The Path to Publication Part Eight

Apr 23, 2006Archive

I waited.

I received my stuff back intact, no comments. My new friend Sandra told me something like this:

  • I think you have potential.
  • You write with too many weak verbs.
  • Kill your adverbs.
  • Slay your adjectives.
  • Only one space after a period.

To be honest, I thought she was bonkers about the period thing. I mean, isn’t that what they taught you in typing class? Period. Space. Space. Capital letter. Of course, I learned she was right, and she was right about everything else, though I didn’t know if I had potential or not. I wrote flowery prose–the type Anne with an E from Anne of Green Gables and Jo from Little Women (in her sensational newspaper days) would applaud.

I used to–I kid you not–go through books like Christy, writing down all the words I thought were beautiful. Then, I’d take the pretty word to a piece I was writing and try to cram the word in, square-peg-round-hole-ish. I particularly remember adding the word wraithlike, describing fog.

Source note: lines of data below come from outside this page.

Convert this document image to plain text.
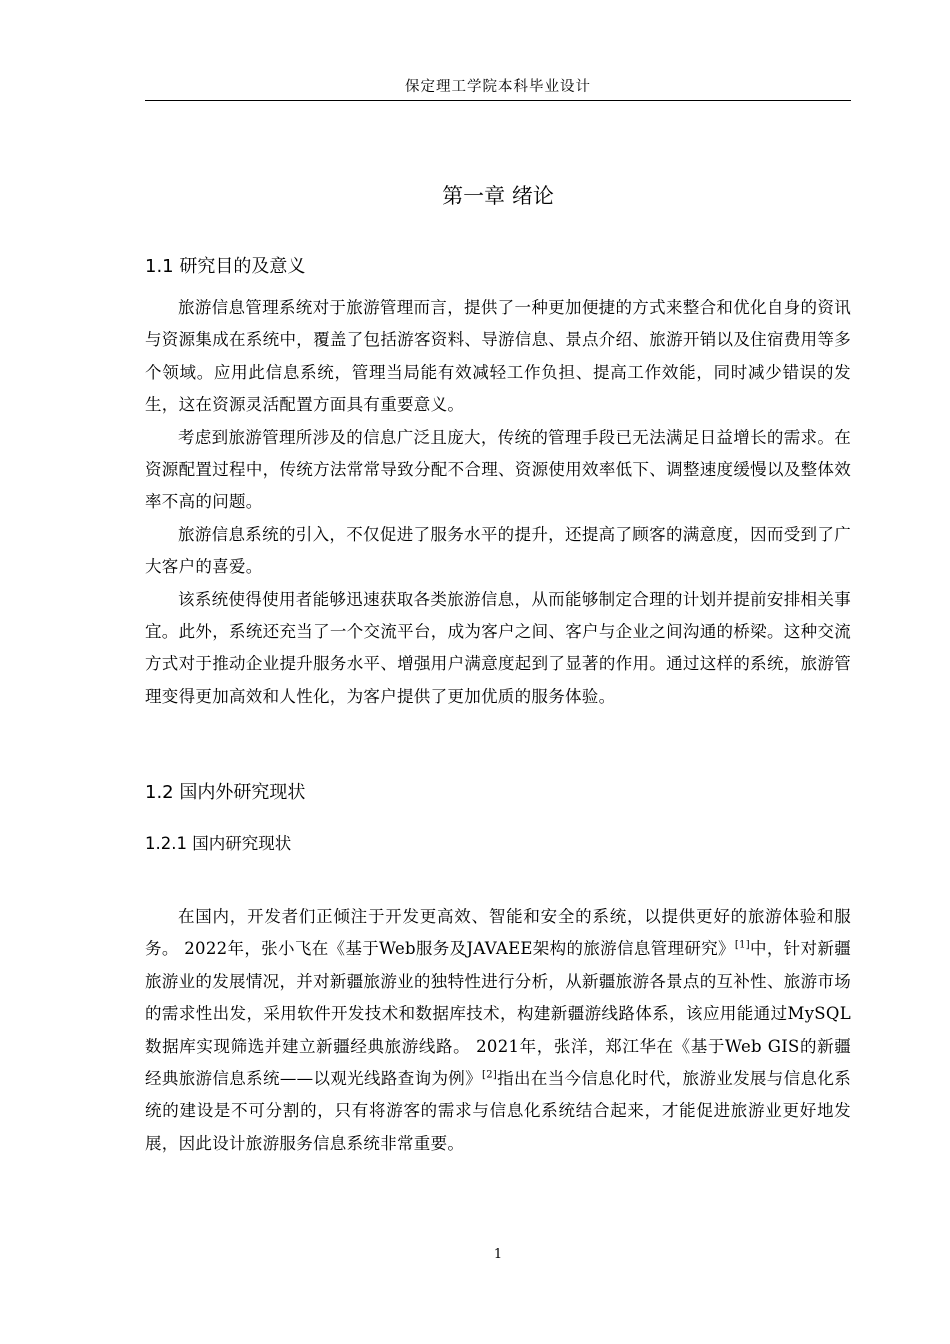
保定理工学院本科毕业设计
第一章 绪论
1.1 研究目的及意义

旅游信息管理系统对于旅游管理而言，提供了一种更加便捷的方式来整合和优化自身的资讯与资源集成在系统中，覆盖了包括游客资料、导游信息、景点介绍、旅游开销以及住宿费用等多个领域。应用此信息系统，管理当局能有效减轻工作负担、提高工作效能，同时减少错误的发生，这在资源灵活配置方面具有重要意义。

考虑到旅游管理所涉及的信息广泛且庞大，传统的管理手段已无法满足日益增长的需求。在资源配置过程中，传统方法常常导致分配不合理、资源使用效率低下、调整速度缓慢以及整体效率不高的问题。

旅游信息系统的引入，不仅促进了服务水平的提升，还提高了顾客的满意度，因而受到了广大客户的喜爱。

该系统使得使用者能够迅速获取各类旅游信息，从而能够制定合理的计划并提前安排相关事宜。此外，系统还充当了一个交流平台，成为客户之间、客户与企业之间沟通的桥梁。这种交流方式对于推动企业提升服务水平、增强用户满意度起到了显著的作用。通过这样的系统，旅游管理变得更加高效和人性化，为客户提供了更加优质的服务体验。

1.2 国内外研究现状
1.2.1 国内研究现状

在国内，开发者们正倾注于开发更高效、智能和安全的系统，以提供更好的旅游体验和服务。 2022年，张小飞在《基于Web服务及JAVAEE架构的旅游信息管理研究》[1]中，针对新疆旅游业的发展情况，并对新疆旅游业的独特性进行分析，从新疆旅游各景点的互补性、旅游市场的需求性出发，采用软件开发技术和数据库技术，构建新疆游线路体系，该应用能通过MySQL数据库实现筛选并建立新疆经典旅游线路。 2021年，张洋，郑江华在《基于Web GIS的新疆经典旅游信息系统——以观光线路查询为例》[2]指出在当今信息化时代，旅游业发展与信息化系统的建设是不可分割的，只有将游客的需求与信息化系统结合起来，才能促进旅游业更好地发展，因此设计旅游服务信息系统非常重要。

1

My first-ever query letter was long, laborious, and rambling. Thankfully, Sandra got a hold of it before I flung it out there to Discipleship Journal, rescuing me from certain editorial doom. She helped me narrow it from two pages to one, told me not to use a silly font, and showed me what a query structure should be by giving me one of hers. (Now, I do a query workshop. Go figure. If you’re interested in learning more, click here.)

The answer from DJ was a no, but a personalized one. I continued writing query letters left and right, garnering more rejections. Unlike Stephen King, I did not skewer them on a spike or count them. Suffice to say, though, there were aplenty!

And then I got the letter! From a real-live magazine editor with words like, “we are pleased to inform you…” I leapt. I clapped. I smiled. When I got the check, I took Sandra out to lunch to celebrate. She’d had everything to do with that sale because she dared to take me under her editorial/writerly wing and nurture me as a writer.

She was the one to encourage me to go to my first writers conference, a local conference where, in addition to going to seminars, you could pay to get a critique. Little did I know that I was about to encounter a woman whose words nearly squelched my “career.”